In a noteworthy development, the enforcement of California Privacy Rights Act (CPRA) was put on hold last week after a California court ruled in favor of the California Chamber of Commerce's petition to stay enforcement of CPRA regulations. The litigation was triggered by the failure of the California Privacy Protection Agency (CPPA) to meet the statutory deadline of July 1, 2022 for adopting the final regulations.
Background: CPRA Regulations Adoption Timeline
The CPPA was expected to adopt the final regulations by the July 1, 2022 deadline, but it failed to do so. Instead, the agency was only able to finalize a subset of CPRA regulations by March 2023, with additional rules governing risk assessments, cybersecurity audits, and profiling still in progress. The California Chamber of Commerce filed suit requesting a stay of enforcement, arguing that the CPRA mandates a 12-month grace period from the date the CPPA adopts its final regulations, and the court concurred with those arguments.
Implications: CPRA Enforcement Timeline
As per the court's ruling, enforcement of the finalized regulations will now commence on March 29, 2024. Any future regulations enacted by the CPPA will also be subject to a 12-month delay from the date the regulations are finalized.
Ongoing Compliance Requirements
Although this decision represents a welcome respite for businesses, it is important to note that this delay does not affect the California Attorney General’s ability to enforce the statutory text of the CPRA. This is due to the distinction between statutes like the CPRA and the regulations that enforce them. Regulations enacted by agencies like the CPPA basically serve as compliance instructions for an underlying statute that have the force of law but are separate and distinct from the statutes they enforce. Therefore, those companies subject to the CPRA should continue their efforts to maintain compliance.

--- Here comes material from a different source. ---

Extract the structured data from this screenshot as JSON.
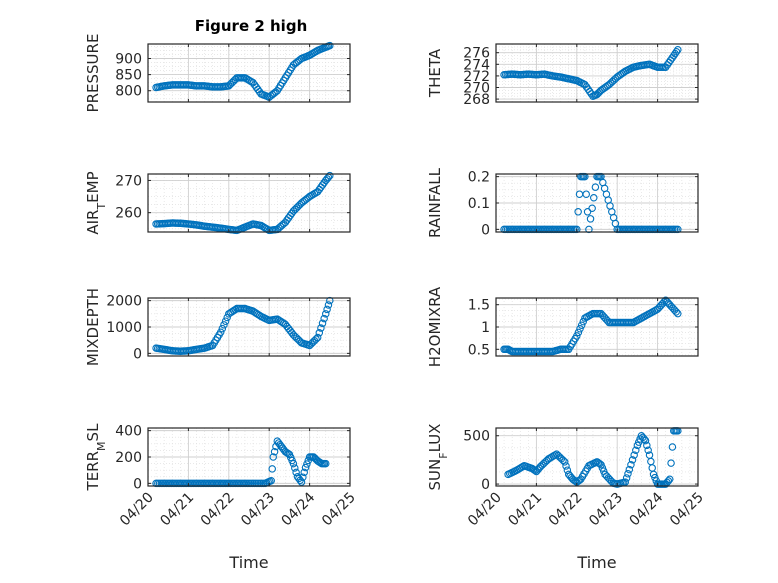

New Privacy Laws in Colorado and Connecticut
While the enforcement of the CPRA regulations has been delayed, new privacy laws have come into effect in Colorado and Connecticut as of July 1. These include an extensive set of privacy regulations adopted by the Colorado Attorney General. Hence, businesses operating in these regions need to be aware of the new requirements and make necessary adjustments to their privacy policies and practices.
Final Thoughts: CPRA Compliance Moving Forward
While the delay in the enforcement of CPRA regulations provides businesses with more time to align their practices with the regulations, it does not nullify the need for vigilance in maintaining privacy standards. Moreover, with new privacy laws in other states, companies must stay abreast of the evolving legal landscape to ensure continued compliance.
The CPRA enforcement delay presents a unique opportunity for businesses, particularly those partnered with the Blacklist Alliance, to audit their current practices, identify areas for improvement, and create robust privacy and security systems in preparation for the finalization of the CPRA regulations.
In conclusion, as we navigate these regulatory shifts; proactive, informed, and adaptive approaches will prove essential to maintaining compliance and protecting consumer privacy.